"Spell X counters and dispels spell Y" ??

Tatsukun

Danjin Masutaa
Hi all, I need another quote for backup on my rules opinion (or maybe a smackdown if I’m wrong). This is all coming from a disagreement over what it means when it says “ Spell X xounters and dispels spell Y” at the bottom of a spell description.

Lets say…

Jimmy the Cleric casts “bless” on his party, including Urg the ugly dwarf.

The next round, Bill the evil cleric casts “bane” on the same party (also including Urg).

Which correctly describes what happens…

1)Urg makes a saving throw, if he fails he in under the effects of doom, which when added to his bless means he’s back to normal. But, he is under the effects of two first level spells (maybe important with dispel magic).

2)The Doom “counters and dispels” the bless, no save involved. Urg is no longer under the effects of any spell.

3)The Doom “counters and dispels” the bless only if Urg fails his save. Urg is no longer under the effects of any spell.

4)Something else.


-Thanks
-Tatsu
 
To me, "counters" means X can be used to counterspell Y (and vice-versa) as per the standard rules for counterspelling. If Bill had readied himself to counterspell Jimmy (and made the necessary checks), his Bane would have countered Jimmy's Bless even though they are technically not the same spell.

To me, "dispels" means X can be used to dispel Y much as if X was the spell Dispel Magic (but only for spell Y). I'm currently leaning toward the position that a dispel check is required instead of allowing the dispel to be automatic. Of course, if X and Y are exact opposites, the spellcaster could always choose to affect the usual targets instead of taking the dispel option and effectively negate the effect of the earlier spell by doing so.
 

Scion

Visitor
I take it to mean that, under normal circumstances, a character cannot have both cast on him at once.

A character under the effects of slow has haste cast on them, they now have neither.

A characer is under the effects of haste and has slow cast on them, they now have neither.

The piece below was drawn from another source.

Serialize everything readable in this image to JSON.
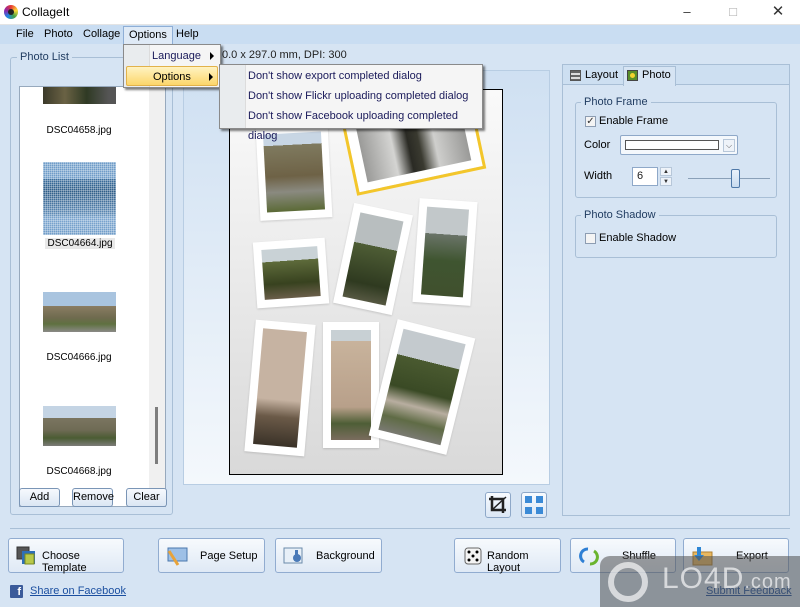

There isnt even another option, if they have one on them then it will cancel and dispel ;)
 

Camarath

Pale Master Tarrasque
Is it not also possible that Bane could both dispell all Bless spells on its targets and produce its normal effect?
 

Jeff Wilder

Visitor
Camarath said:
Is it not also possible that Bane could both dispell all Bless spells on its targets and produce its normal effect?
No, because bless also "counters and dispels" bane. Whenever the two meet, they cancel each other out, like matter and anti-matter. Well, without the big 'splosion.
 

Tatsukun

Danjin Masutaa
I'm not seeing anything in the 3.5 FAQ, can someone point me to the ruling please?

Thanks

-Tatsu
 

Spatula

Visitor
Page 50 of the 3.0 FAQ:
Q: When an opposite spell is used to negate an effect that is already in place (such as using slow spell to counter and
dispel a haste spell), is the success of the dispel automatic, or is a level check required? Does the subject or the caster of the spell being countered and dispelled get a saving throw?
A: Two opposite spells simply negate each other. No dispel check is required, no saving throw is allowed, and spell resistance does not apply.